A questo punto, lo stravagante e geniale ritorno alla musica pop nel 2017 con "Hippopotamus" è sembrato quasi un ultimo tentativo, molto ben riuscito, di ricucire un rapporto d'affetto e passione con il pubblico che non si era in verità mai sopito. Un ritorno al pop caratterizzato da forma e sostanza.

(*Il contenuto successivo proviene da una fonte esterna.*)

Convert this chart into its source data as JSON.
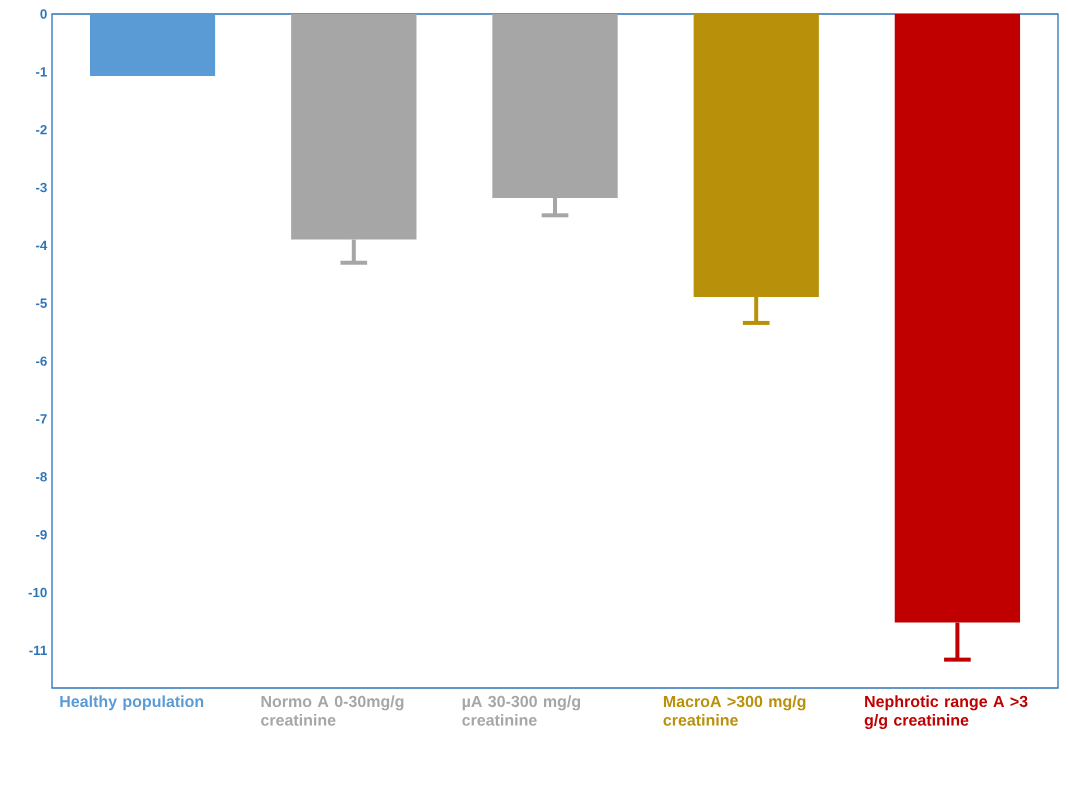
{
  "chart_data": {
    "type": "bar",
    "categories": [
      "Healthy population",
      "Normo A 0-30mg/g creatinine",
      "µA 30-300 mg/g creatinine",
      "MacroA >300 mg/g creatinine",
      "Nephrotic range A >3 g/g creatinine"
    ],
    "values": [
      -1.07,
      -3.9,
      -3.18,
      -4.89,
      -10.52
    ],
    "errors": [
      null,
      [
        -4.3,
        -3.9
      ],
      [
        -3.48,
        -3.18
      ],
      [
        -5.34,
        -4.89
      ],
      [
        -11.16,
        -10.52
      ]
    ],
    "colors": [
      "#5b9bd5",
      "#a6a6a6",
      "#a6a6a6",
      "#b8900a",
      "#c00000"
    ],
    "ylim": [
      -11.65,
      0
    ],
    "yticks": [
      0,
      -1,
      -2,
      -3,
      -4,
      -5,
      -6,
      -7,
      -8,
      -9,
      -10,
      -11
    ],
    "grid": false
  }
}
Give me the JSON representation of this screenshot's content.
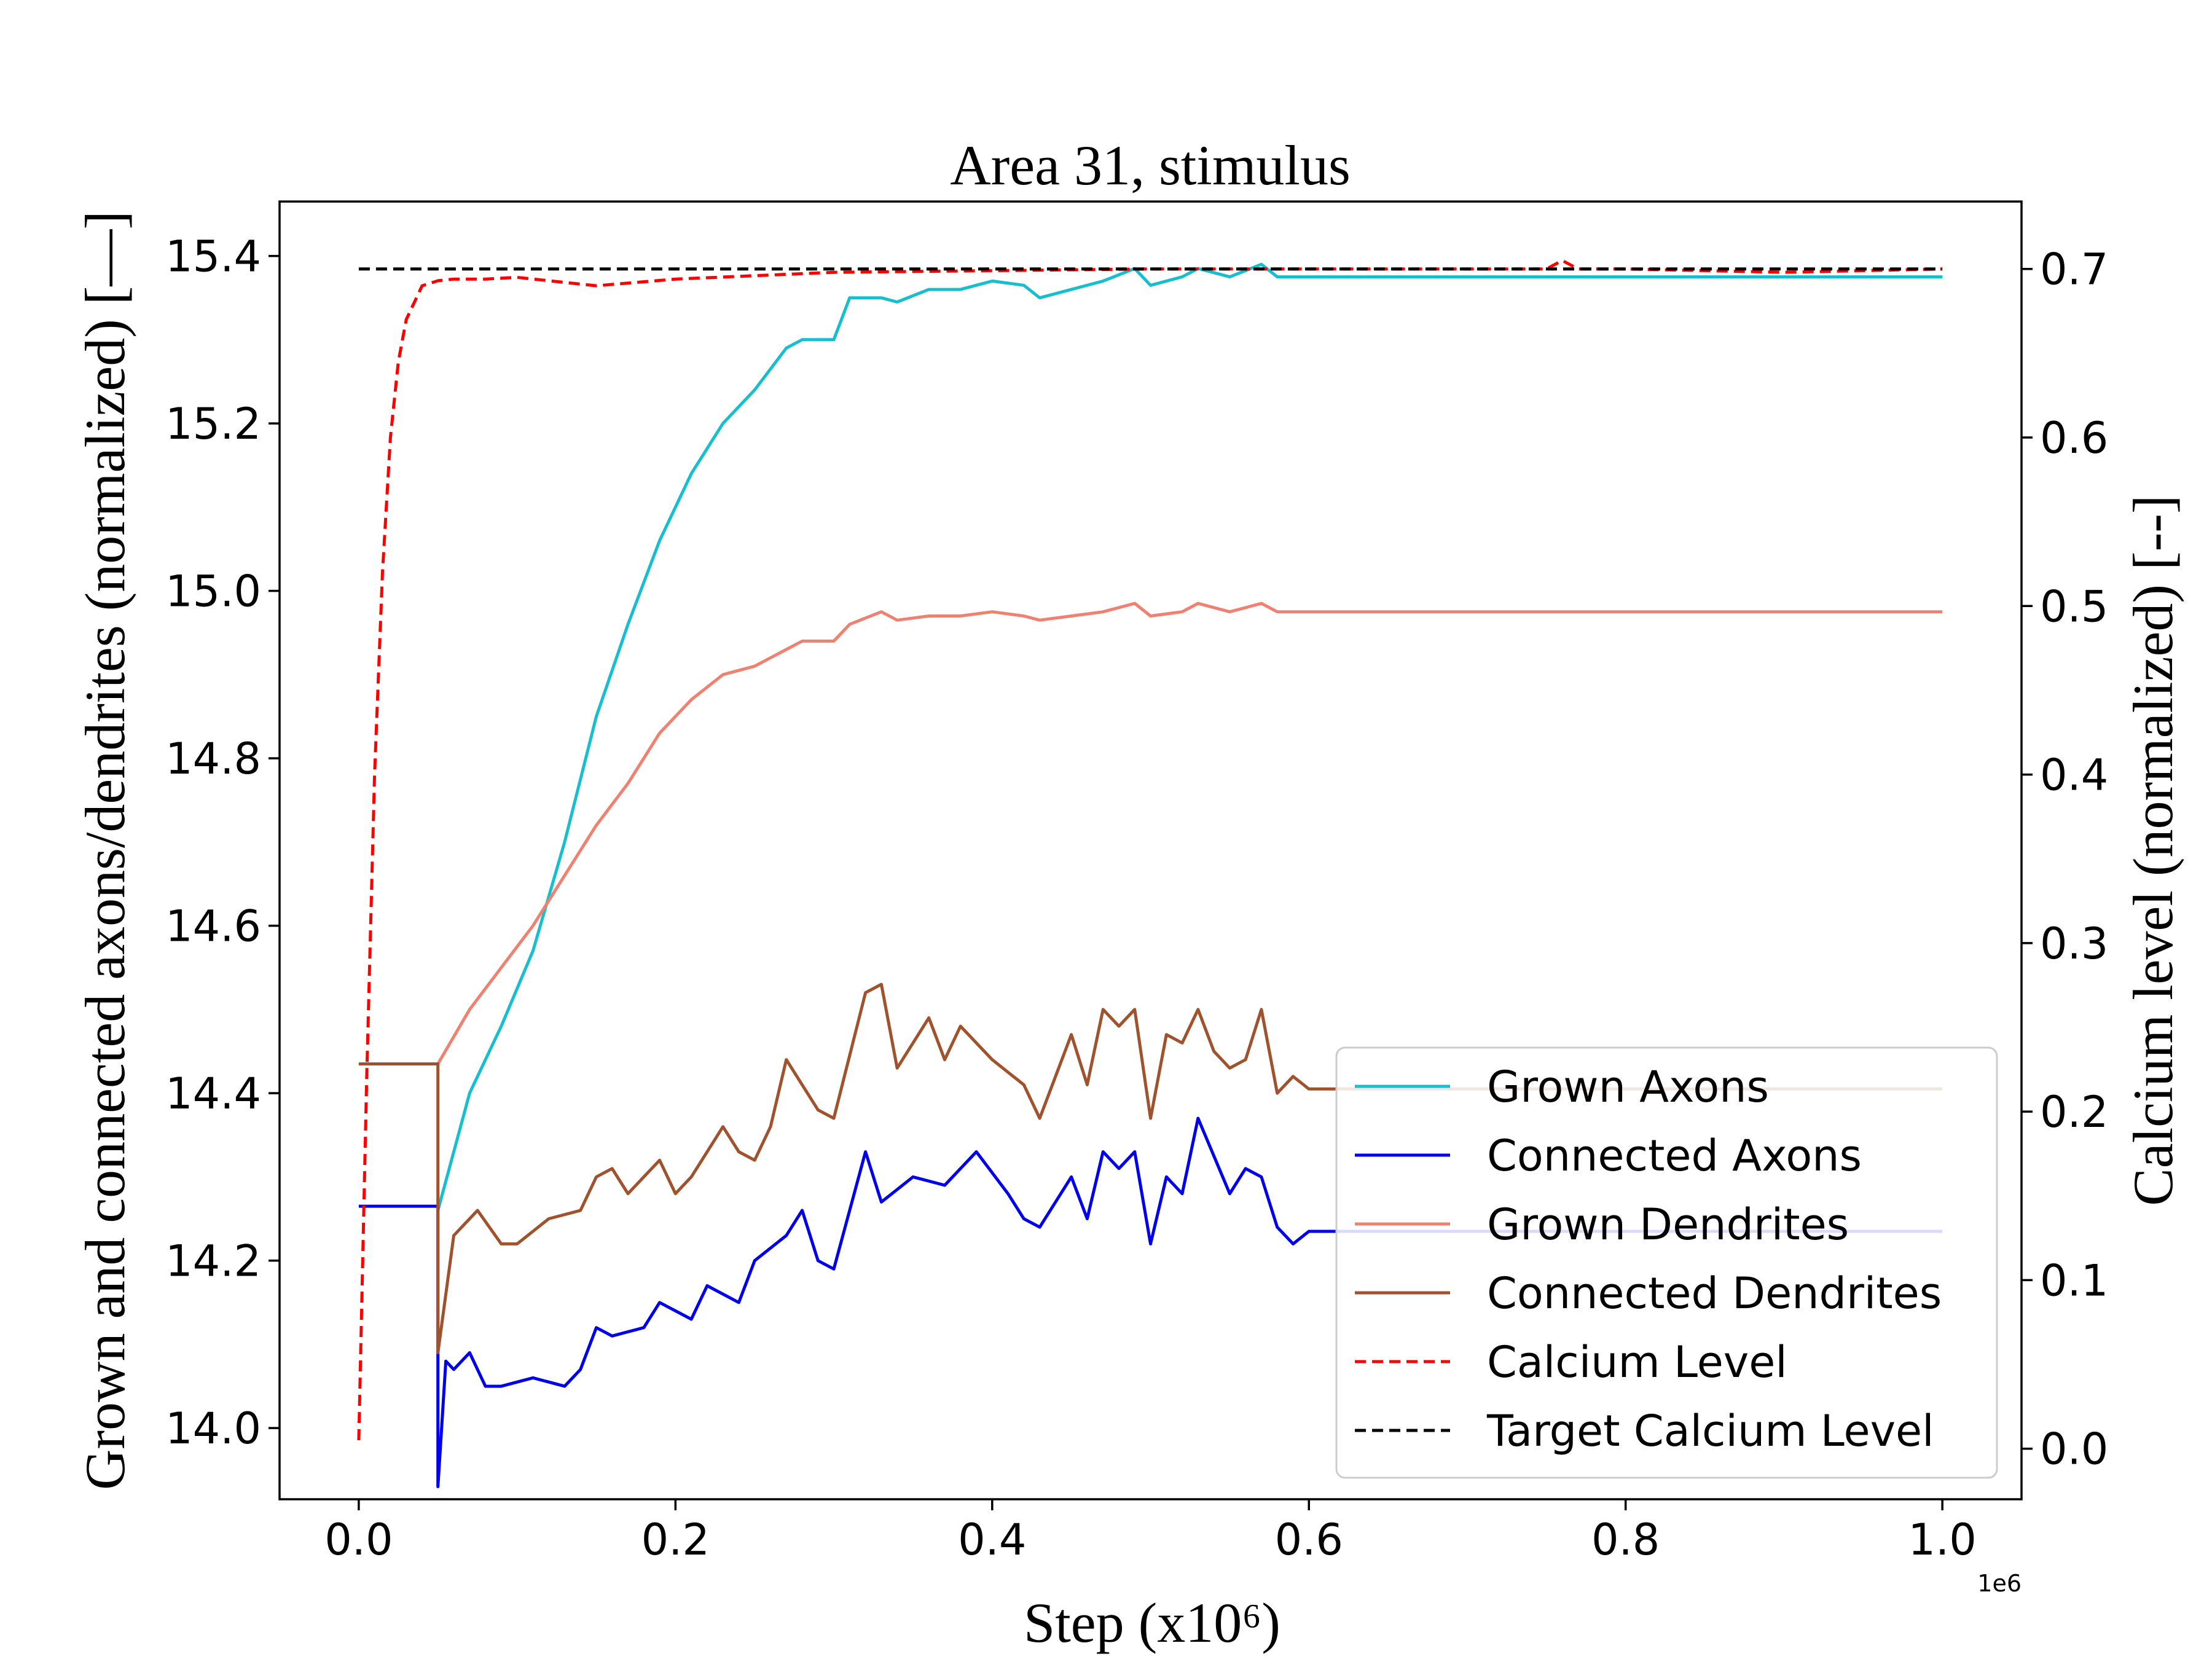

"A Steady Drip, Drip, Drip" potrebbe apparire come un logico e prevedibile seguito di tanta benevolenza, ma quel che i due fratelli Ron e Russell Mael hanno elaborato in questi ultimi tre anni è un capolavoro di sintesi che non solo celebra tutte le passioni e le suggestioni artistiche che hanno animato il loro lungo percorso, ma addirittura le proietta nel futuro con una verve che di solito bacia solo gli esordienti.
Non ci vuole molto a capire da che parte vada a parare il nuovo album degli Sparks: l'introduzione affidata alla splendida "All That" ribadisce un concetto espresso per altri musicisti egualmente carezzati dal sacro fuoco dell'ispirazione. Non tutto quel che sembra simile è uguale, il power-pop in stile Beatles che introduce "A Steady Drip, Drip, Drip" è destinato a restare nella mente per un lungo periodo, e in un panorama di belle canzoni non sempre memorabili, che siano benedetti gli Sparks per avere ancora il tocco magico.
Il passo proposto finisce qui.